Bu seyahat-ı cüz’iyede bir seyr-i umumi ve uruc-ı külli var ki, ta Sidretü’l-Müntehaya ta Kab-ı Kavseyn’e kadar meratib-i külliye-i esmaiyede gözüne kulağına tesadüf eden ayat-ı Rabbaniyeyi ve acaib–i sanat–ı İlâhiyeyi işitmiş görmüştür.” (Sözler 760) Peygamber umumi bir seyir için, kendine has bir seyir olmakla birlikte ümmeti için yapılan bir seyir, kısmi ve mevzi bir olayı değil, herkesi ilgilendiren bir seyir. Varlığın ve imkân ülkesinin bittiği noktadan, Allah ile karşılıklı iki yay gibi yakın bir düzeye gelmek şeklinde bir büyük seyahat ve seyir. Oraya gidinceye kadar Allah’ın isimlerinin bütün külli tecellilerini görerek, gözüne, kulağına rastlayan Rabbani delilleri ve Allah’ın sanatının görülmemiş olanlarını işitmiş ve görmüştür.

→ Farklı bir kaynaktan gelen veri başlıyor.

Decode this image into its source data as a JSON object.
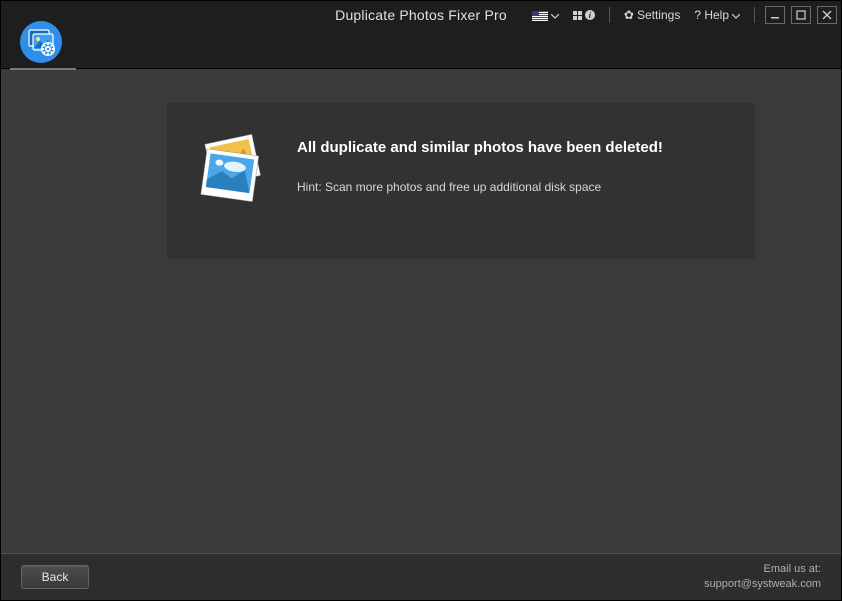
{
  "titlebar": {
    "app_title": "Duplicate Photos Fixer Pro",
    "settings_label": "Settings",
    "help_label": "? Help"
  },
  "result": {
    "heading": "All duplicate and similar photos have been deleted!",
    "hint": "Hint: Scan more photos and free up additional disk space"
  },
  "bottom": {
    "back_label": "Back",
    "email_label": "Email us at:",
    "email_address": "support@systweak.com"
  }
}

İnsan dünyada beş duyusu ile varlık ve nesneler arasında bir uyum içinde yaşar. Gördükleri ile gören arasında bir şaşırma olmaz, bulut, yağmur, koyun, sinek, bu nesneler ile insanın onları gören ve değerlendiren zekâsı arasında bir sapma olmaz, nesneler ile beş duyu arasında uyum vardır. Ama bu bizim için tanzim edilen sahnenin dışındaki sahnenin dışı ise bizim beş duyumuza göre düzenlenmemiş, oradaki varlıklar bizim beş duyumuzun voltajını çatlatır, dayanamaz. Bu yüzden Resulullah da Cebrail’i ilk gördüğünde heyecanlanmıştır. Eşine “beni ört” diye olayın ilk intibalarını garipsemiştir. Ama vücudunda ve kalbinde yapılan voltaj yükseltme ameliyelerinden sonra semavattaki acaipleri görmeden yıkıcı anlamda etkilenmemiştir. Hz Musa’nın görüntü akabinde yere düşmesi ile Hz Hamza’nın Cebrail’i görürken düşmesi bu nesne ile duyular arasındaki uyumsuzluktan ileri gelmektedir. Resûlullah, “Ben miraçta gördüğümden daha güzel şeyler görmedim” der.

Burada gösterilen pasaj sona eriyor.